= Doceree Inc. =

American advertising technology company

Doceree Inc. is an American healthcare marketing technology company headquartered in Short Hills, New Jersey. Founded in 2020, the company provides programmatic messaging and point-of-care advertising platforms intended for pharmaceutical and life sciences industries.

== History ==
Doceree Inc. was founded in 2019 by Harshit Jain.
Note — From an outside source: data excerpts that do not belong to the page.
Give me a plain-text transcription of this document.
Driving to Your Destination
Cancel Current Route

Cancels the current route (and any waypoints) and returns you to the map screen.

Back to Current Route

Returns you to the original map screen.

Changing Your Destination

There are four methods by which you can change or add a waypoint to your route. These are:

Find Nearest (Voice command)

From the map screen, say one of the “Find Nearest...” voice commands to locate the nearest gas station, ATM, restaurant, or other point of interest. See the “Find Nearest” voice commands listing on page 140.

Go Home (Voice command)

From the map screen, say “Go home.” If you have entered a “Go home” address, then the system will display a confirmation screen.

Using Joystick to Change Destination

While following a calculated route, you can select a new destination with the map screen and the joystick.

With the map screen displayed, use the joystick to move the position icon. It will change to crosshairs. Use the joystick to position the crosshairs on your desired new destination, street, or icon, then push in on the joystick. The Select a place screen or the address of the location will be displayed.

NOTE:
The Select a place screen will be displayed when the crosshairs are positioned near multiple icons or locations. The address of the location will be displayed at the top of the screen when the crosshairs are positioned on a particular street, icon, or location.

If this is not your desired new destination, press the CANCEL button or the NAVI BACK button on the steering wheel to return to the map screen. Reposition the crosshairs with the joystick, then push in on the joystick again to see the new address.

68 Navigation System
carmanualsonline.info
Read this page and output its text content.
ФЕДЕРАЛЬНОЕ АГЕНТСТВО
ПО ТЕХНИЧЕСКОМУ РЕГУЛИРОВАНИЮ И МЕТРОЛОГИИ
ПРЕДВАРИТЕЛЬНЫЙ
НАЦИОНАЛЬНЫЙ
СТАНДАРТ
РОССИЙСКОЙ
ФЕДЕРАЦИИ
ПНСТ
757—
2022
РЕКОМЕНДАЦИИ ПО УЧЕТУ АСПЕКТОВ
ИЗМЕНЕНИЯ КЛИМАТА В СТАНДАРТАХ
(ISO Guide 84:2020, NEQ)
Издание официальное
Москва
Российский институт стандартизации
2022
The company began operations in the United States and India in 2020. Between 2020 and 2024, the company completed several financing rounds, including a seed round in 2020, an $11 million Series A led by Eight Roads Ventures and F-Prime Capital in 2022, and a $35 million Series B led by Creaegis in 2023. In June 2024, the company received an additional $13.6 million in equity funding from Creaegis.

In 2022, the company expanded into the United Kingdom and Southeast Asia through a partnership with Hello Health Group. In 2023, it released a demand-side platform (DSP). By 2026, the company’s network included approximately 2,000 medical publishing platforms.

== EHR ==
The company's software is integrated with electronic health record (EHR) systems. In 2024, the United States Patent and Trademark Office granted the company a patent (No. 11,875,100) for a system that uses clinical data points to automate digital messages within medical software. The platform uses identity-resolution protocols to group healthcare professionals for advertisements.